The Carlsbad City Council Tuesday approved a $231.6 million budget for the upcoming fiscal year that will ensure the city’s continued financial health while focusing on projects that support an excellent quality of life in the city.
The spending plan for the fiscal year starting July 1 focuses on top community priorities, including bringing new jobs to the city, improving traffic flow and expanding parks. Watch a video about the city budget.
In addition to more than $1 million set aside in the budget for preservation and maintenance of open space and trails, the City Council designated $5 million to trails linkages and open space acquisition. To date, the city has successfully worked with nonprofit organizations and private land owners to meet its commitment to set aside 40 percent of the city as permanent open space. This approach has resulted in the city meeting its open space goals without taxpayers footing the bill. If an opportunity comes up for the city to directly purchase open space property from a willing seller at a fair price, the money set aside in the budget could be used for this purpose, if the City Council feels it is in the best interest of taxpayers.
The new budget also includes projects to improve efficiency and community connection through technology, including installing free public Wi-Fi at city parks and community centers.
The largest part of the operating budget is the general fund, which pays for most day-to-day city services, such as libraries, parks, streets, and police and fire services. The recommended general fund operating budget is $115.1 million, with estimated revenues of $116.1 million. This is a 1.3 percent increase in the estimated general fund revenues compared to the projected FY 2011-12 revenues, and a 3 percent increase in general fund budgeted expenditures compared to the FY 2011-12 adopted budget.
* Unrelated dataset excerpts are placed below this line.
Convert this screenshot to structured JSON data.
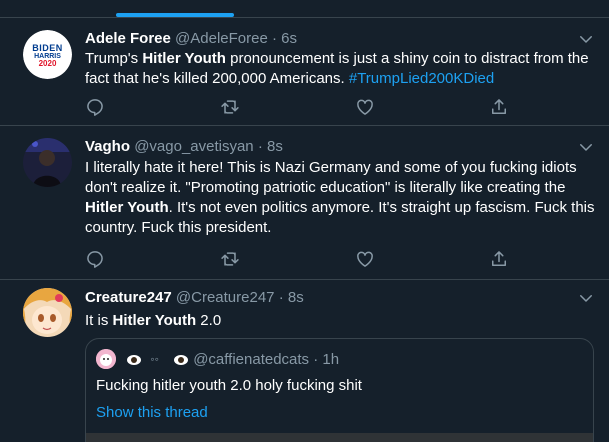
{
  "tweets": [
    {
      "name": "Adele Foree",
      "handle": "@AdeleForee",
      "dot": "·",
      "time": "6s",
      "avatar_text": {
        "line1": "BIDEN",
        "line2": "HARRIS",
        "line3": "2020"
      },
      "body": {
        "t1": "Trump's ",
        "b1": "Hitler Youth",
        "t2": " pronouncement is just a shiny coin to distract from the fact that he's killed 200,000 Americans. ",
        "hashtag": "#TrumpLied200KDied"
      }
    },
    {
      "name": "Vagho",
      "handle": "@vago_avetisyan",
      "dot": "·",
      "time": "8s",
      "body": {
        "t1": "I literally hate it here! This is Nazi Germany and some of you fucking idiots don't realize it. \"Promoting patriotic education\" is literally like creating the ",
        "b1": "Hitler Youth",
        "t2": ". It's not even politics anymore. It's straight up fascism. Fuck this country. Fuck this president."
      }
    },
    {
      "name": "Creature247",
      "handle": "@Creature247",
      "dot": "·",
      "time": "8s",
      "body": {
        "t1": "It is ",
        "b1": "Hitler Youth",
        "t2": " 2.0"
      },
      "quote": {
        "handle": "@caffienatedcats",
        "dot": "·",
        "time": "1h",
        "text": "Fucking hitler youth 2.0 holy fucking shit",
        "show_thread": "Show this thread"
      }
    }
  ],
  "colors": {
    "background": "#15202b",
    "border": "#38444d",
    "accent": "#1da1f2",
    "secondary_text": "#8899a6"
  },
  "icons": [
    "reply-icon",
    "retweet-icon",
    "like-icon",
    "share-icon",
    "chevron-down-icon",
    "eye-icon"
  ]
}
The city’s three largest sources of revenue in the general fund are property tax, sales tax and hotel room tax.
The largest source of revenue, property tax, tends to lag behind economic growth and remain relatively stable over time. In FY 2012-13, property taxes are expected to decrease slightly, providing approximately $47.8 million to the general fund, compared to $48.1 million in FY 2011-12.
Changes in sales tax revenue align more closely with changes in the overall condition of the economy and are expected to increase as the current economic recovery gains steam. Sales taxes are expected to total $28.8 million for FY 2012-13, an increase of 4.4 percent compared to the FY 2011-12 projections.
The third highest general fund revenue source is Transient Occupancy Taxes (TOT, or hotel taxes), estimated at $13.5 million for FY 2012-13, an increase of 8 percent compared to FY 2011-12 estimates. Growth in the TOT base (existing hotels) is expected to increase by 3.5 percent in FY 2012-13, driven primarily by forecast increases in the average daily rate paid for rooms. The Hilton Oceanfront Resort & Spa, a new hotel, just opened and is expected to add additional TOT revenues. TOT revenues peaked in FY 2007-08 at $14.3 million and, during the economic downturn, fell to a low of $11.5 million in FY 2009-10.
The fiscal year 2012-13 budget eliminates the equivalent of 16 full time positions, bringing the total city workforce reduction since the beginning of the recession to 43 positions. Even with a smaller staff and other reductions in resources, the city has not made significant cuts to public services. City libraries and community centers remain open seven days a week and city offices are still open Monday through Friday.
The city’s proposed $28.9 million Capital Improvement Program budget includes major construction projects, including money for traffic improvements, road resurfacing and water, sewer and drainage improvements, as well as the construction of Alga Norte Community Park.